Where . . . circumstances reveal a substantial and legitimate interest in seeking [specific] performance as opposed to damages, then a plaintiff will be able to justify his inaction and on failing in his plea for specific performance might then [be able to] recover losses which in other circumstances might be classified as avoidable and thus unrecoverable.

[36] This Court thus recognized that there may be situations in which a plaintiff's inaction is justifiable notwithstanding its failure to obtain an order for specific performance where circumstances reveal "some fair, real, and substantial justification" for his claim or "a substantial and legitimate interest" in seeking specific performance. (Asamera, at pp. 668-69 (emphasis added)) This does not mean that a plaintiff with such a claim should not attempt to mitigate; rather it recognizes that such a claim for specific performance informs what is reasonable behaviour for the plaintiff in mitigation. See N. Siebrasse, "Damages in Lieu of Specific Performance: Semelhago v. Paramadevan" (1997), 76 Can. Bar Rev. 551.

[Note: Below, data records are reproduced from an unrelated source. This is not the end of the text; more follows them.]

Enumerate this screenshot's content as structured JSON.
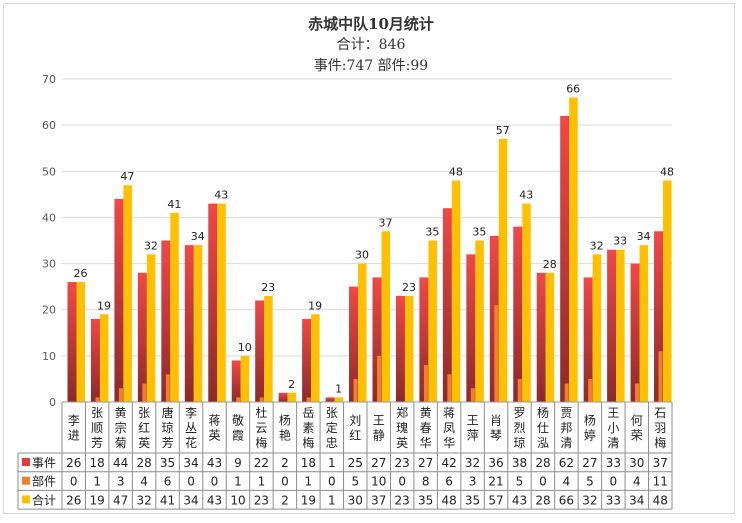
{
  "chart_data": {
    "type": "bar",
    "title": "赤城中队10月统计",
    "subtitle1": "合计：846",
    "subtitle2": "事件:747 部件:99",
    "ylim": [
      0,
      70
    ],
    "yticks": [
      0,
      10,
      20,
      30,
      40,
      50,
      60,
      70
    ],
    "grid": true,
    "legend": "table-left",
    "categories": [
      "李进",
      "张顺芳",
      "黄宗菊",
      "张红英",
      "唐琼芳",
      "李丛花",
      "蒋英",
      "敬霞",
      "杜云梅",
      "杨艳",
      "岳素梅",
      "张定忠",
      "刘红",
      "王静",
      "郑瑰英",
      "黄春华",
      "蒋凤华",
      "王萍",
      "肖琴",
      "罗烈琼",
      "杨仕泓",
      "贾邦清",
      "杨婷",
      "王小清",
      "何荣",
      "石羽梅"
    ],
    "series": [
      {
        "name": "事件",
        "color": "#e03c3c",
        "values": [
          26,
          18,
          44,
          28,
          35,
          34,
          43,
          9,
          22,
          2,
          18,
          1,
          25,
          27,
          23,
          27,
          42,
          32,
          36,
          38,
          28,
          62,
          27,
          33,
          30,
          37
        ]
      },
      {
        "name": "部件",
        "color": "#f08030",
        "values": [
          0,
          1,
          3,
          4,
          6,
          0,
          0,
          1,
          1,
          0,
          1,
          0,
          5,
          10,
          0,
          8,
          6,
          3,
          21,
          5,
          0,
          4,
          5,
          0,
          4,
          11
        ]
      },
      {
        "name": "合计",
        "color": "#ffc000",
        "values": [
          26,
          19,
          47,
          32,
          41,
          34,
          43,
          10,
          23,
          2,
          19,
          1,
          30,
          37,
          23,
          35,
          48,
          35,
          57,
          43,
          28,
          66,
          32,
          33,
          34,
          48
        ]
      }
    ]
  }
}
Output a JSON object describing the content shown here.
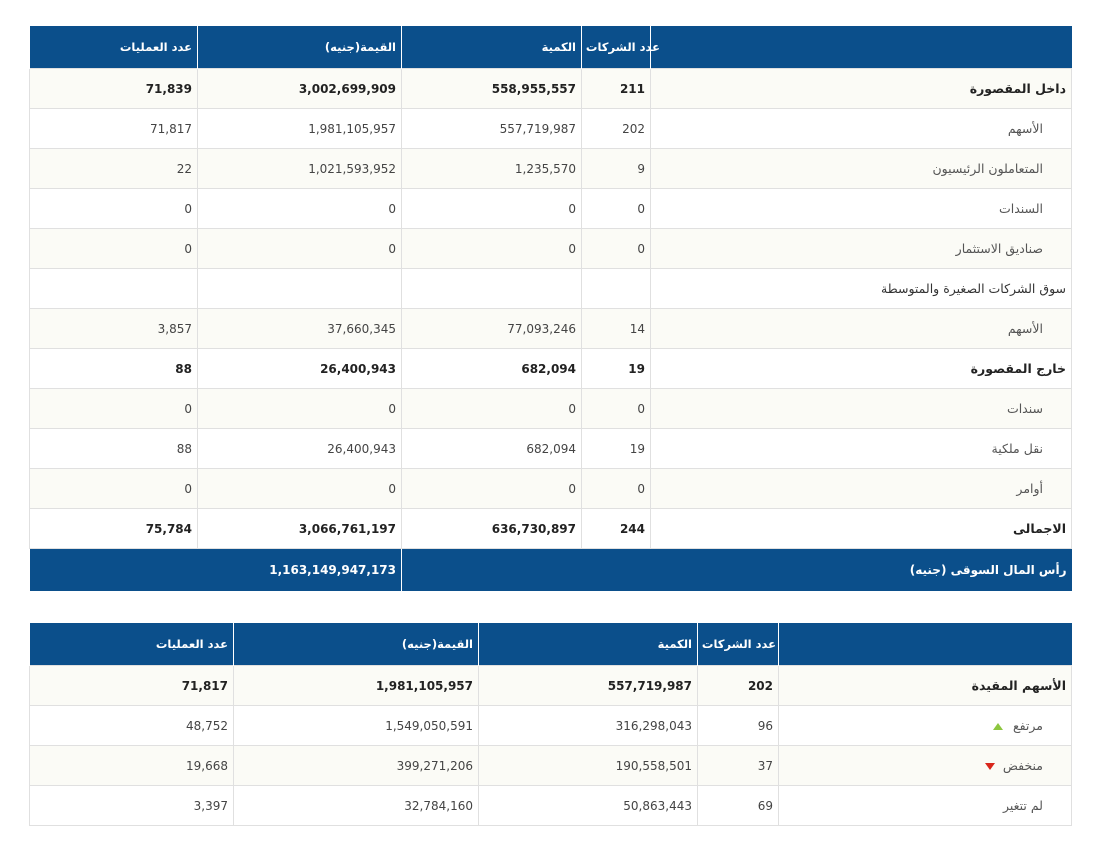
{
  "table1": {
    "header": {
      "count": "عدد الشركات",
      "quantity": "الكمية",
      "value": "القيمة(جنيه)",
      "operations": "عدد العمليات"
    },
    "rows": [
      {
        "label": "داخل المقصورة",
        "count": "211",
        "quantity": "558,955,557",
        "value": "3,002,699,909",
        "operations": "71,839"
      },
      {
        "label": "الأسهم",
        "count": "202",
        "quantity": "557,719,987",
        "value": "1,981,105,957",
        "operations": "71,817"
      },
      {
        "label": "المتعاملون الرئيسيون",
        "count": "9",
        "quantity": "1,235,570",
        "value": "1,021,593,952",
        "operations": "22"
      },
      {
        "label": "السندات",
        "count": "0",
        "quantity": "0",
        "value": "0",
        "operations": "0"
      },
      {
        "label": "صناديق الاستثمار",
        "count": "0",
        "quantity": "0",
        "value": "0",
        "operations": "0"
      },
      {
        "label": "سوق الشركات الصغيرة والمتوسطة"
      },
      {
        "label": "الأسهم",
        "count": "14",
        "quantity": "77,093,246",
        "value": "37,660,345",
        "operations": "3,857"
      },
      {
        "label": "خارج المقصورة",
        "count": "19",
        "quantity": "682,094",
        "value": "26,400,943",
        "operations": "88"
      },
      {
        "label": "سندات",
        "count": "0",
        "quantity": "0",
        "value": "0",
        "operations": "0"
      },
      {
        "label": "نقل ملكية",
        "count": "19",
        "quantity": "682,094",
        "value": "26,400,943",
        "operations": "88"
      },
      {
        "label": "أوامر",
        "count": "0",
        "quantity": "0",
        "value": "0",
        "operations": "0"
      },
      {
        "label": "الاجمالى",
        "count": "244",
        "quantity": "636,730,897",
        "value": "3,066,761,197",
        "operations": "75,784"
      }
    ],
    "footer": {
      "label": "رأس المال السوقى (جنيه)",
      "value": "1,163,149,947,173"
    }
  },
  "table2": {
    "header": {
      "count": "عدد الشركات",
      "quantity": "الكمية",
      "value": "القيمة(جنيه)",
      "operations": "عدد العمليات"
    },
    "rows": [
      {
        "label": "الأسهم المقيدة",
        "count": "202",
        "quantity": "557,719,987",
        "value": "1,981,105,957",
        "operations": "71,817"
      },
      {
        "label": "مرتفع",
        "count": "96",
        "quantity": "316,298,043",
        "value": "1,549,050,591",
        "operations": "48,752"
      },
      {
        "label": "منخفض",
        "count": "37",
        "quantity": "190,558,501",
        "value": "399,271,206",
        "operations": "19,668"
      },
      {
        "label": "لم تتغير",
        "count": "69",
        "quantity": "50,863,443",
        "value": "32,784,160",
        "operations": "3,397"
      }
    ]
  }
}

[37] Asamera set out the general principles governing mitigation: was the plaintiff's inaction reasonable in the circumstances, and could the plaintiff have mitigated if it chose to do so. Those principles apply to a plaintiff seeking specific performance. If the plaintiff has a "substantial justification" or a "substantial and legitimate interest" in specific performance, its refusal to purchase other property may be reasonable, depending upon the circumstances of the case.

[38] The statements in Asamera dealing with specific performance and the determination of what is reasonable conduct must be read in light of Semelhago v. Paramadevan, [1996] 2 S.C.R. 415. In that case, the Court acknowledged that "[w]hile at one time the common law regarded every piece of real estate to be unique, with the progress of modern real estate development this is no longer the case" (para. 20). The Court thus found that it "cannot be assumed that damages for breach of contract for the purchase and sale of real estate will be an inadequate remedy in all cases" (para. 21). Specific performance will be available only where money cannot compensate fully for the loss, because of some "peculiar and special value" of the land to the plaintiff" (para. 21, citing Adderley v. Dixon (1824), 1 Sim. & St. 607, 57 E.R. 239, at p. 240).

[39] The overriding issue is therefore whether Southcott's inaction was reasonable. Southcott argued at trial that the fact that the property was uniquely well situated gives it the unique character required to constitute a fair justification for specific performance (para. 119 of the trial judge's decision).

[40] I agree with the courts below that this is not a case where the plaintiff could reasonably refuse to mitigate. The trial judge made clear findings that the land was nothing more unique to Southcott than a singularly good investment and that this was not a case in which damages were too speculative or uncertain to be a satisfactory remedy. The unique qualities related solely to the profitability of the development for which damages were an adequate remedy (paras. 126 and 128). The calculation of profits was not conjectural or speculative as the proposed development was not complex, and the only disagreement between the parties regarding the quantum of damages related to the timing and rate of sale of completed units (paras. 130 and 132).

[41] A plaintiff deprived of an investment property does not have a "fair, real, and substantial justification" or a "substantial and legitimate" interest in specific performance (Asamera, at pp. 668-69) unless he can show that money is not a complete remedy because the land has "a peculiar and special value" to him (Semelhago, at para. 21, citing Adderley, at p. 240). Southcott could not make such a claim. It was engaged in a commercial transaction for the purpose of making a profit. The property's particular qualities were only of value due to their ability to further profitability. Southcott cannot therefore justify its inaction.